Hükümetin adamları, bu adamlara yakın diğer adamlar, hükümet yanlısı gazeteler ve gazeteciler Milliyet gazetesine ve özel haber sahibi gazeteci Namık Durukan’a çok kızdılar. Demediklerini bırakmadılar. Oysa Milliyet ve gazeteci Namık Durukan fevkalade iyi bir haber ve işlerini fevkalade iyi yaptılar. Neler denilmedi haklarında demek daha kolay aslında; çünkü haberin adını “sabotaj” bile koydular. Artık bu teşhise karşı ne denecekse denilmelidir.
Kişinin iletişim hakkı, haberdar olma hakkının sağlanmasıyla başlar. Herkesin içinde yaşadığı toplumun bir üyesi olarak başta kendi yaşamını, işini, alacağı kişisel kararlarını ilgilendiren tüm bilgileri istediği biçimde araştırma ve bilme yani haberdar olma hakkı vardır. Herhangi bir haberi başkasına iletmesi için ve hatta saptırılmış bir haberin reddedilebilmesi için bile haberdar olma hakkını kullanabilmesi gerekir.
Milliyet gazetesi ve Namık Durukan haberini okuduğum zaman bu haber hakkında kendi görüşlerimi bir başkasına iletme hakkımın başlangıcındaki haberdar olma hakkımı kullanmam sağlanmış oldu. Acaba bunları benim bilmemem mi gerekiyordu? Kim buna karar verecek? Bütün bu görüşmeleri bilmememi isteyenler bilecek ama ben bilmeyeceğim? Bana bütün bunları bilmemem için baskı mı uygulayacaksınız veya cezalandırılmam mı gerekecek? Cezalandırma yoluyla haberdar olma hakkımı engellemek mi istiyorsunuz?
Milliyet gazetesinde haber olarak yazılanları ve görüşmelerde söylenenleri “gizli”, “sır”, “devlet sırrı”, “başkalarının bildiği ama benim bilmediğim”, “benden saklanan ve gizlenen ” bilgiler, haberler olarak görürseniz; eğer engellerseniz toplumu ve beni “sessizliğe mahkûm” edersiniz. Bir iletişim hakkından yararlanmamı bilerek ve isteyerek engellememiş olursunuz. Olup bitenlerden ve beni ilgilendiren olaylardan haberdar olmamı önlemiş olursunuz.

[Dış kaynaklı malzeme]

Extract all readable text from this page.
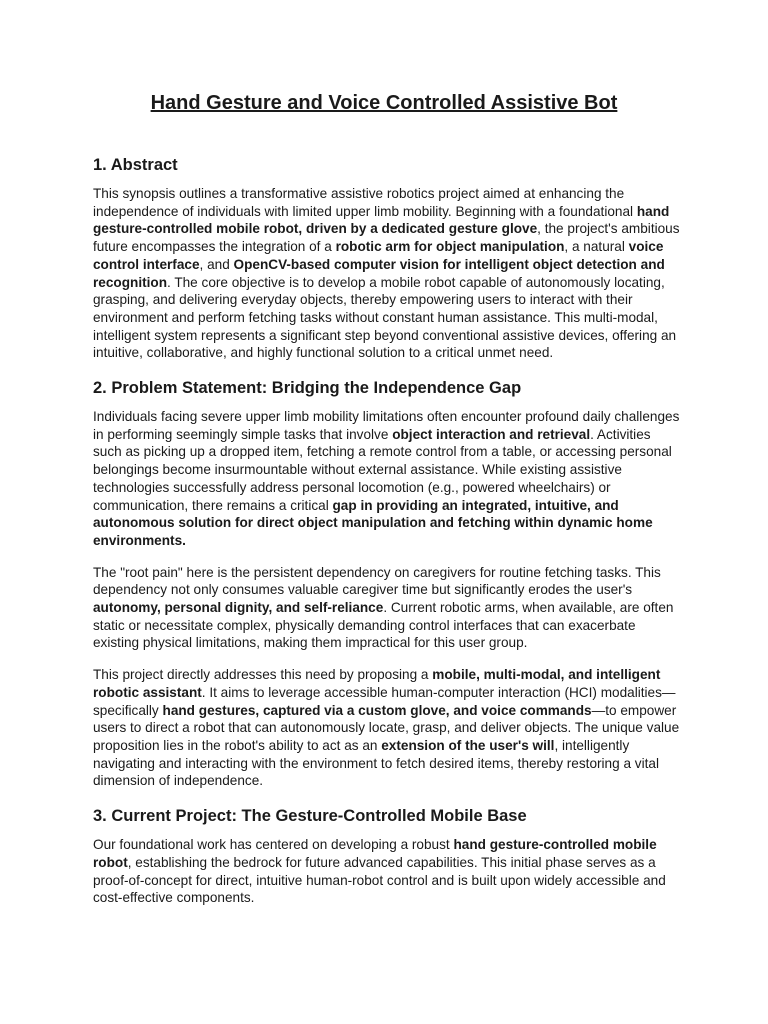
Hand Gesture and Voice Controlled Assistive Bot
1. Abstract

This synopsis outlines a transformative assistive robotics project aimed at enhancing the independence of individuals with limited upper limb mobility. Beginning with a foundational hand gesture-controlled mobile robot, driven by a dedicated gesture glove, the project's ambitious future encompasses the integration of a robotic arm for object manipulation, a natural voice control interface, and OpenCV-based computer vision for intelligent object detection and recognition. The core objective is to develop a mobile robot capable of autonomously locating, grasping, and delivering everyday objects, thereby empowering users to interact with their environment and perform fetching tasks without constant human assistance. This multi-modal, intelligent system represents a significant step beyond conventional assistive devices, offering an intuitive, collaborative, and highly functional solution to a critical unmet need.

2. Problem Statement: Bridging the Independence Gap

Individuals facing severe upper limb mobility limitations often encounter profound daily challenges in performing seemingly simple tasks that involve object interaction and retrieval. Activities such as picking up a dropped item, fetching a remote control from a table, or accessing personal belongings become insurmountable without external assistance. While existing assistive technologies successfully address personal locomotion (e.g., powered wheelchairs) or communication, there remains a critical gap in providing an integrated, intuitive, and autonomous solution for direct object manipulation and fetching within dynamic home environments.

The "root pain" here is the persistent dependency on caregivers for routine fetching tasks. This dependency not only consumes valuable caregiver time but significantly erodes the user's autonomy, personal dignity, and self-reliance. Current robotic arms, when available, are often static or necessitate complex, physically demanding control interfaces that can exacerbate existing physical limitations, making them impractical for this user group.

This project directly addresses this need by proposing a mobile, multi-modal, and intelligent robotic assistant. It aims to leverage accessible human-computer interaction (HCI) modalities—specifically hand gestures, captured via a custom glove, and voice commands—to empower users to direct a robot that can autonomously locate, grasp, and deliver objects. The unique value proposition lies in the robot's ability to act as an extension of the user's will, intelligently navigating and interacting with the environment to fetch desired items, thereby restoring a vital dimension of independence.

3. Current Project: The Gesture-Controlled Mobile Base

Our foundational work has centered on developing a robust hand gesture-controlled mobile robot, establishing the bedrock for future advanced capabilities. This initial phase serves as a proof-of-concept for direct, intuitive human-robot control and is built upon widely accessible and cost-effective components.
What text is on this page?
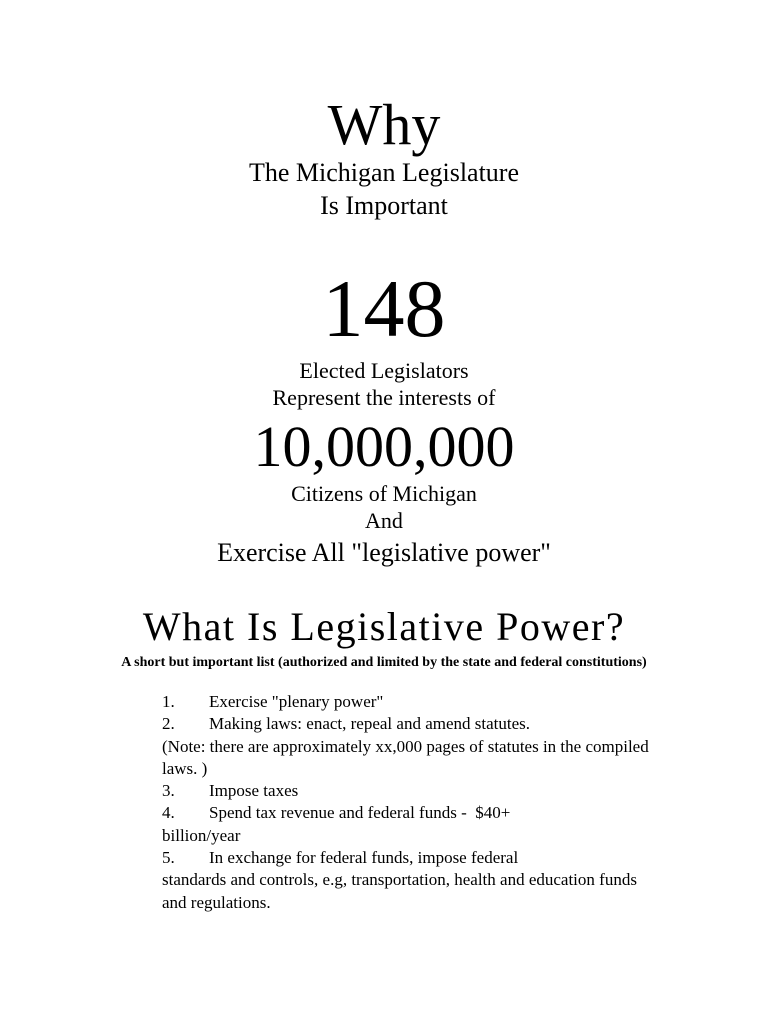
Why
The Michigan Legislature
Is Important
148
Elected Legislators
Represent the interests of
10,000,000
Citizens of Michigan
And
Exercise All "legislative power"
What Is Legislative Power?
A short but important list (authorized and limited by the state and federal constitutions)
1. Exercise "plenary power"
2. Making laws: enact, repeal and amend statutes.
(Note: there are approximately xx,000 pages of statutes in the compiled laws. )
3. Impose taxes
4. Spend tax revenue and federal funds -  $40+
billion/year
5. In exchange for federal funds, impose federal
standards and controls, e.g, transportation, health and education funds and regulations.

Tartışma hakkım vardır. Sadece onların mı – onlar kavramına kimi isterseniz katabilirsiniz – hakkı var bu görüşmeler üzerinden sonuç çıkarmaya? Milliyet gazetesinin haberi ile haberdar oldum ve iletişim hakkımı kullanmak için ilk adımımı attım. Milliyet gazetesinin haberi üzerinde düşünürüm ve tartışma yapabilmem için kitle iletişim araçlarıyla ve oluşan fikrimi başkalarıyla paylaşabilirim ve değer yargılarımın tartışılmasını sağlarım.
Milliyet gazetesi ve gazeteci Namık Durukan haberi üzerinden bir başka ders daha çıkardım.
Sansür gerçekten çok yaygın bir uygulama. Haberlerin serbestçe dolaşımı önündeki engellerin tümü kamu otoriteleri tarafından yaratılmıyor sadece. Önce iletişim araçlarının denetiminin yoğunlaştığı ya da toplandığı tekellerin olduğu yerlerde ortaya çıkıyor. Hangi haberlerin görülmeyeceğini, kamuya hangi haberlerin aktarılacağını, hangi olayların ve kimlerin haber olup olmayacağını, hangi görüşlerin izleneceğini veya hangilerinin “susularak geçiştirileceğini” tekeller belirliyor.
O halde “susularak” geçiştirilmeyecek, benim haberdar olma hakkım yüzünden gazeteci tarafından araştırılınca ve elde edilince “haber” olarak gazetede yayınlanmasının şart olduğu İmralı Adasında gerçekleşen görüşme “zabıtlarının” bilinmesini önlemek isteyenler sadece tekeller değilmiş.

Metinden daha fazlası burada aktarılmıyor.